Rudd's work has had important clinical outcomes as it laid the foundation for chimeric antigen receptor (CAR) cancer therapy that has been pioneered by Zelig Eshhar (Israel) and Carl June (USA). T cells transduced with chimeric receptors to recognize and kill cancer cells have employed immunoreceptor tyrosine-based activation motifs (ITAMs) (a target of p56lck), as well as CD28 signaling motifs that were identified by Rudd's lab.

==Recognition==
Rudd has received awards including the Cancer Research Institute/Benjamin Jacobson Family Investigator Award (New York), Claudia Adams Barr Research Award (Boston) and was a Scholar of the Leukemia Society of America and a Principal Research Fellow (PRF) of the Wellcome Trust. He was elected a Fellow of the Royal College of Pathologists (FRCPath) and the Academy of Medical Sciences (FMedSci), the Royal Society of Canada (FRSC), the Canadian Academy of Health Sciences (CAHS) and the American Association for the Advancement of Science (Fellow AAAS). Over the years, Rudd has trained many graduate students at Ph.D. level, some of whom hold prestigious academic positions in different parts of the world.

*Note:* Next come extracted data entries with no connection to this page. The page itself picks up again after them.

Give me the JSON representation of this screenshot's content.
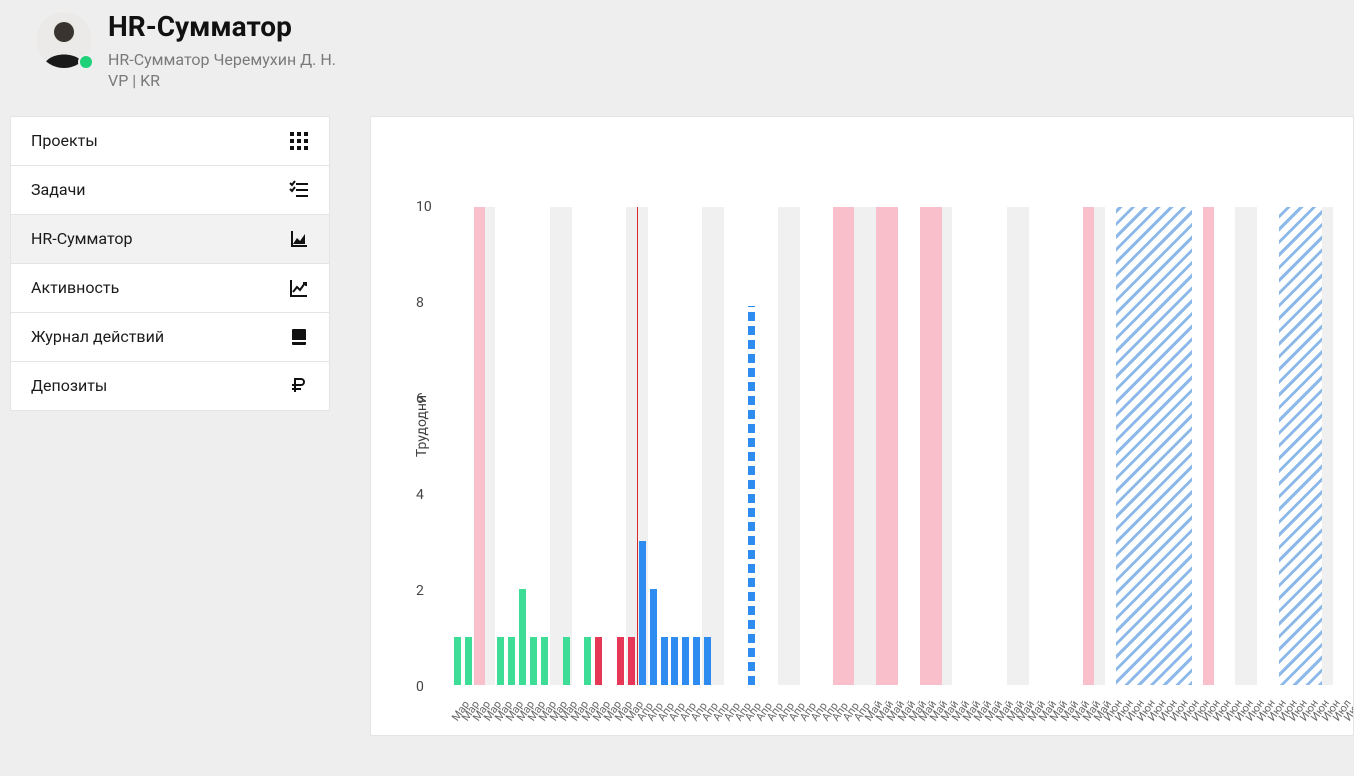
{
  "header": {
    "title": "HR-Сумматор",
    "subtitle_line1": "HR-Сумматор Черемухин Д. Н.",
    "subtitle_line2": "VP | KR"
  },
  "sidebar": {
    "items": [
      {
        "label": "Проекты",
        "icon": "grid-icon",
        "active": false
      },
      {
        "label": "Задачи",
        "icon": "checklist-icon",
        "active": false
      },
      {
        "label": "HR-Сумматор",
        "icon": "area-chart-icon",
        "active": true
      },
      {
        "label": "Активность",
        "icon": "line-chart-icon",
        "active": false
      },
      {
        "label": "Журнал действий",
        "icon": "book-icon",
        "active": false
      },
      {
        "label": "Депозиты",
        "icon": "ruble-icon",
        "active": false
      }
    ]
  },
  "chart_data": {
    "type": "bar",
    "ylabel": "Трудодни",
    "ylim": [
      0,
      10
    ],
    "y_ticks": [
      0,
      2,
      4,
      6,
      8,
      10
    ],
    "x_tick_label_cycle": [
      "Мар",
      "Апр",
      "Май",
      "Июн",
      "Июл"
    ],
    "x_months": [
      "Мар",
      "Мар",
      "Мар",
      "Мар",
      "Мар",
      "Мар",
      "Мар",
      "Мар",
      "Мар",
      "Мар",
      "Мар",
      "Мар",
      "Мар",
      "Мар",
      "Мар",
      "Мар",
      "Мар",
      "Апр",
      "Апр",
      "Апр",
      "Апр",
      "Апр",
      "Апр",
      "Апр",
      "Апр",
      "Апр",
      "Апр",
      "Апр",
      "Апр",
      "Апр",
      "Апр",
      "Апр",
      "Апр",
      "Апр",
      "Апр",
      "Апр",
      "Апр",
      "Апр",
      "Май",
      "Май",
      "Май",
      "Май",
      "Май",
      "Май",
      "Май",
      "Май",
      "Май",
      "Май",
      "Май",
      "Май",
      "Май",
      "Май",
      "Май",
      "Май",
      "Май",
      "Май",
      "Май",
      "Май",
      "Май",
      "Май",
      "Июн",
      "Июн",
      "Июн",
      "Июн",
      "Июн",
      "Июн",
      "Июн",
      "Июн",
      "Июн",
      "Июн",
      "Июн",
      "Июн",
      "Июн",
      "Июн",
      "Июн",
      "Июн",
      "Июн",
      "Июн",
      "Июн",
      "Июн",
      "Июн",
      "Июл",
      "Июл",
      "Июл"
    ],
    "colors": {
      "green": "#3ddc97",
      "red": "#e63757",
      "blue": "#2e8bf0",
      "pink_band": "#f9c0cb",
      "hatched_future": "#8cb9ea",
      "weekend_bg": "#f0f0f0"
    },
    "today_index": 18,
    "weekend_indices": [
      3,
      4,
      10,
      11,
      17,
      18,
      24,
      25,
      31,
      32,
      38,
      39,
      45,
      46,
      52,
      53,
      59,
      60,
      66,
      67,
      73,
      74,
      80,
      81
    ],
    "pink_band_indices": [
      3,
      36,
      37,
      40,
      41,
      44,
      45,
      59,
      70
    ],
    "hatched_future_ranges": [
      [
        62,
        68
      ],
      [
        77,
        80
      ]
    ],
    "series": [
      {
        "name": "green",
        "points": [
          {
            "i": 1,
            "v": 1
          },
          {
            "i": 2,
            "v": 1
          },
          {
            "i": 5,
            "v": 1
          },
          {
            "i": 6,
            "v": 1
          },
          {
            "i": 7,
            "v": 2
          },
          {
            "i": 8,
            "v": 1
          },
          {
            "i": 9,
            "v": 1
          },
          {
            "i": 11,
            "v": 1
          },
          {
            "i": 13,
            "v": 1
          }
        ]
      },
      {
        "name": "red",
        "points": [
          {
            "i": 14,
            "v": 1
          },
          {
            "i": 16,
            "v": 1
          },
          {
            "i": 17,
            "v": 1
          }
        ]
      },
      {
        "name": "blue",
        "points": [
          {
            "i": 18,
            "v": 3
          },
          {
            "i": 19,
            "v": 2
          },
          {
            "i": 20,
            "v": 1
          },
          {
            "i": 21,
            "v": 1
          },
          {
            "i": 22,
            "v": 1
          },
          {
            "i": 23,
            "v": 1
          },
          {
            "i": 24,
            "v": 1
          }
        ]
      },
      {
        "name": "blue_dashed",
        "points": [
          {
            "i": 28,
            "v": 7.9
          }
        ]
      }
    ]
  }
}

His nomination as a Fellow of the Academy of Medical Sciences (FMedSci) in 2002 reads:

He has made major contributions to our understanding of T cell activation, and has defined several of the key molecular pathways that connect cell membrane receptor ligation with gene transcription. In particular, he made the seminal discovery that that CD4 and CD8 co-receptor molecules are linked to the p56lck src family kinase. These complexes are now widely accepted as the initiators of T cell activation of phosphorylation of several key substrates. These observations have had important implications in the field of oncology, since for the first time, a function was provided for the p60 src family of proto-oncogenes in normal cell growth.

==Publications==
- Rudd CE, Trevillyan JM, Wong LL, Dasgupta JD, Schlossman SF. (1998) The CD4 receptor is complexed to a T-cell specific tyrosine kinase (pp58) in detergent lysates from human T lymphocytes. Proc Nat'l Acad Sci USA. 85, 5190–94.
- Barber, EK, Dasgutpa JD, Schlossman SF, Trevillyan JM, Rudd CE. (1989) The CD4 and CD8 antigens are coupled to a protein-tyrosine kinase (p56lck) that phosphorylates the CD3 complex. Proc. Nat'l. Acad. Sci. USA 86, 3277–81.
- Rudd CE. CD4, CD8 and the TcR/CD3 Complex: a novel class of protein tyrosine kinase receptor (1990) Immunology Today, 11, 400-406
- Schneider H, Downey J, Smith A, Zinselmeyer BH, Rush C, Brewer JM, Wei B, Hogg N, G Garside P, Rudd CE. (2006) Reversal of the TCR stop signal by CTLA-4. Science. 313,1972-5.
- Wei B, Han L, Abbink TEM, Elisabetta G, Lim D, Thaker R, Gao W, Wang J, Lever A, Jolly C, Wang H, Rudd CE (2013) Immune adaptor ADAP in T cells regulates HIV-1 transcription and cell-cell viral spread via different co-receptors. Retrovirol. 10 (1):101.